While the ‘vote splitting’ phenomenon fits profile types (2b) and (3b), not all such profiles entail obvious vote splitting effects under plurality voting. Consider the much discussed 2009 Burlington mayoral election (Table 2 in McCune and Wilson), which fits type (3b) with Wright as PW, Kiss as P2, and Montroll as PL. Under plurality voting, Wright would win, making Kiss and Montroll mutual spoilers even though a substantial minority (about 18% of voters with complete rankings) place Wright between the other two). Under RCV, Montroll beats Kiss if Wright is out of the race but, with Wright in the race, Montroll is eliminated in the first round and Kiss (barely) wins the runoff against Wright, making Wright a spoiler.

In contrast, the 2022 U.S. House special election in Alaska (see Graham-Squire & McCune, 2022) fits profile type (3a), with Peltola as PW, Palin as P2, and Begich as PL. In the actual RCV election, Begich was eliminated in the first round, and Peltola beat Palin in the runoff (although a substantial majority of Begich votes transferred to Palin). But if Palin had not entered, Begich would have won the election, making Palin an RCV spoiler. Had the election been held under plurality voting, Peltola would also have won and Palin would also have been a spoiler. In further contrast, the 2022 U.S. House general election in Alaska evidently fits type (1b) with Pelota as PW, Palin as P2, and Begich as PL, and the 2022 Alaska Senate election fits type (1a), so neither election had a spoiler under either voting rule.

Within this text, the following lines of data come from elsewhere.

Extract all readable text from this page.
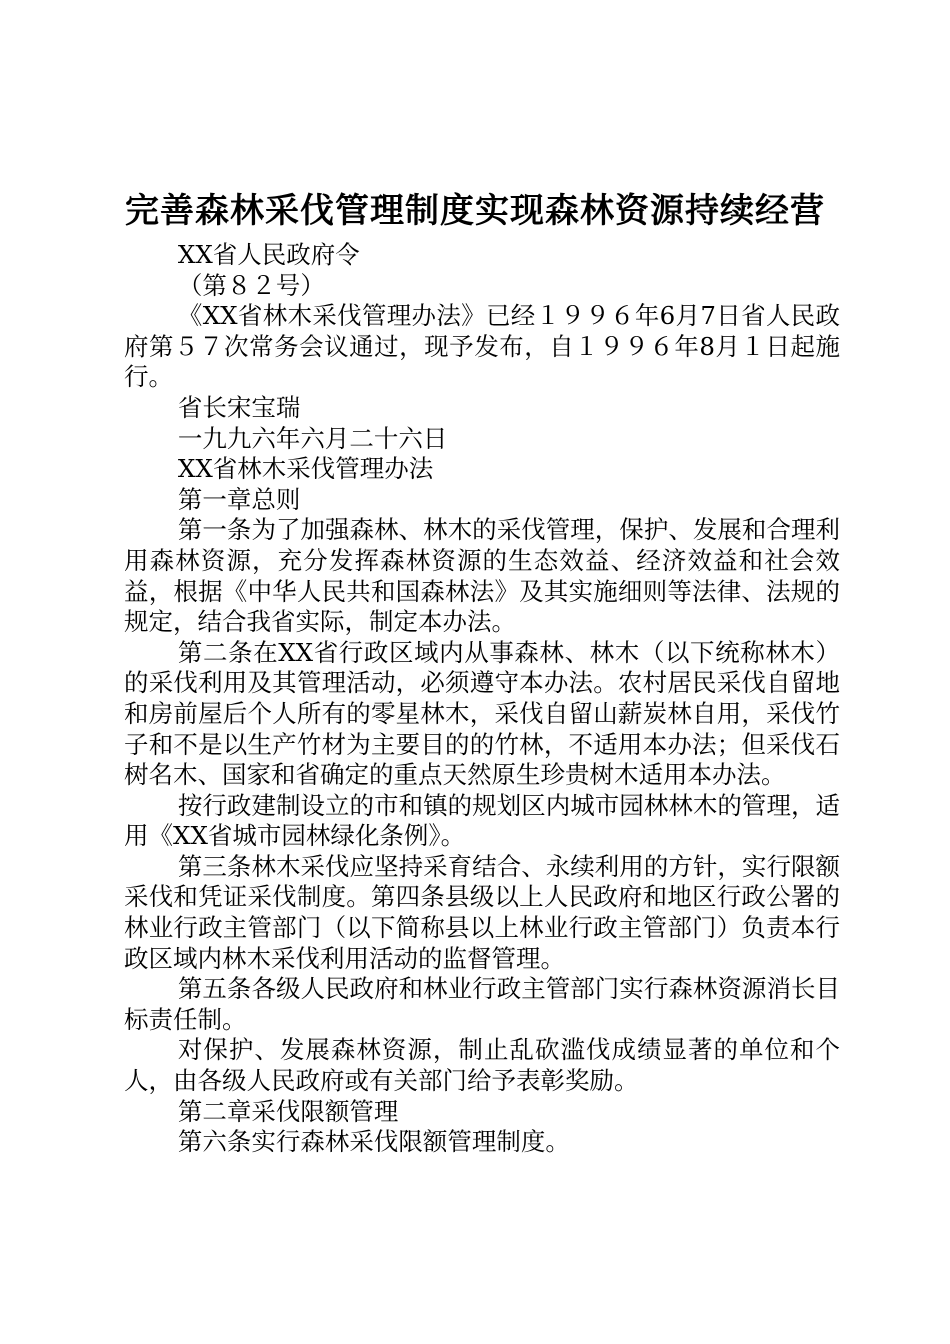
完善森林采伐管理制度实现森林资源持续经营

XX省人民政府令

（第８２号）

《XX省林木采伐管理办法》已经１９９６年6月7日省人民政府第５７次常务会议通过，现予发布，自１９９６年8月１日起施行。

省长宋宝瑞

一九九六年六月二十六日

XX省林木采伐管理办法

第一章总则

第一条为了加强森林、林木的采伐管理，保护、发展和合理利用森林资源，充分发挥森林资源的生态效益、经济效益和社会效益，根据《中华人民共和国森林法》及其实施细则等法律、法规的规定，结合我省实际，制定本办法。

第二条在XX省行政区域内从事森林、林木（以下统称林木）的采伐利用及其管理活动，必须遵守本办法。农村居民采伐自留地和房前屋后个人所有的零星林木，采伐自留山薪炭林自用，采伐竹子和不是以生产竹材为主要目的的竹林，不适用本办法；但采伐石树名木、国家和省确定的重点天然原生珍贵树木适用本办法。

按行政建制设立的市和镇的规划区内城市园林林木的管理，适用《XX省城市园林绿化条例》。

第三条林木采伐应坚持采育结合、永续利用的方针，实行限额采伐和凭证采伐制度。第四条县级以上人民政府和地区行政公署的林业行政主管部门（以下简称县以上林业行政主管部门）负责本行政区域内林木采伐利用活动的监督管理。

第五条各级人民政府和林业行政主管部门实行森林资源消长目标责任制。

对保护、发展森林资源，制止乱砍滥伐成绩显著的单位和个人，由各级人民政府或有关部门给予表彰奖励。

第二章采伐限额管理

第六条实行森林采伐限额管理制度。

Figure 1 and its implications provide a complete analysis of spoiler effects under both plurality voting and Ranked-Choice Voting in elections with (potentially) three candidates. Apart from providing theoretical insights that may prove useful for examining spoiler effects with more candidates, the typology defined in Fig. 1 makes it straightforward to find spoilers under both voting rules in any set of three-candidate RCV election results or preference profiles. In fact this author has previously conducted such a search. A preliminary version of Miller (2014) used the analytics of Fig. 1 to identify spoilers in British general elections from 1992 through 2010 under both plurality voting (which the British call First-Past-the-Post) and RCV (which the British call the Alternative Vote)Footnote 5 Overall, spoiler effects occurred in 11.3% of constituency elections under plurality voting but only 4.6% under RCV. However, these rates varied considerably over elections and were exceptionally high in the 2010 election. Mutual spoiler effects occurred in 1.6% of the plurality elections, and the mutual spoilers were always ideologically adjacent candidates, mostly Labor and Liberal (88%) and secondarily Conservative and Liberal (12%). In party terms, under plurality voting Labor candidates were spoilers in 6.2% of all elections, Liberals in 3.6%, and Conservatives in 3.0%; under RCV, Labor candidates were spoilers in 1.7% of all elections, Liberals (often Plurality Losers) never, and Conservatives in 2.8%. Perhaps the most notable finding—something not implied by the Fig. 1 typology or suggested by McCune and Wilson’s results—was that the frequency of spoiler effects under both voting rules increased quite dramatically as elections became closer, as measured by the percent of first preferences for the Plurality Loser (PL%). Under plurality voting, no spoiler effects occurred until PL% reached about 7%, their frequency was about 5–15% for PL% of about 10–25%, and well above 50% for still closer elections. Under RCV, no spoiler effects occurred until PL% reached about 10%, their frequency was about 1–8% for PL% of about 10–25%, and upwards of 50% for still closer elections.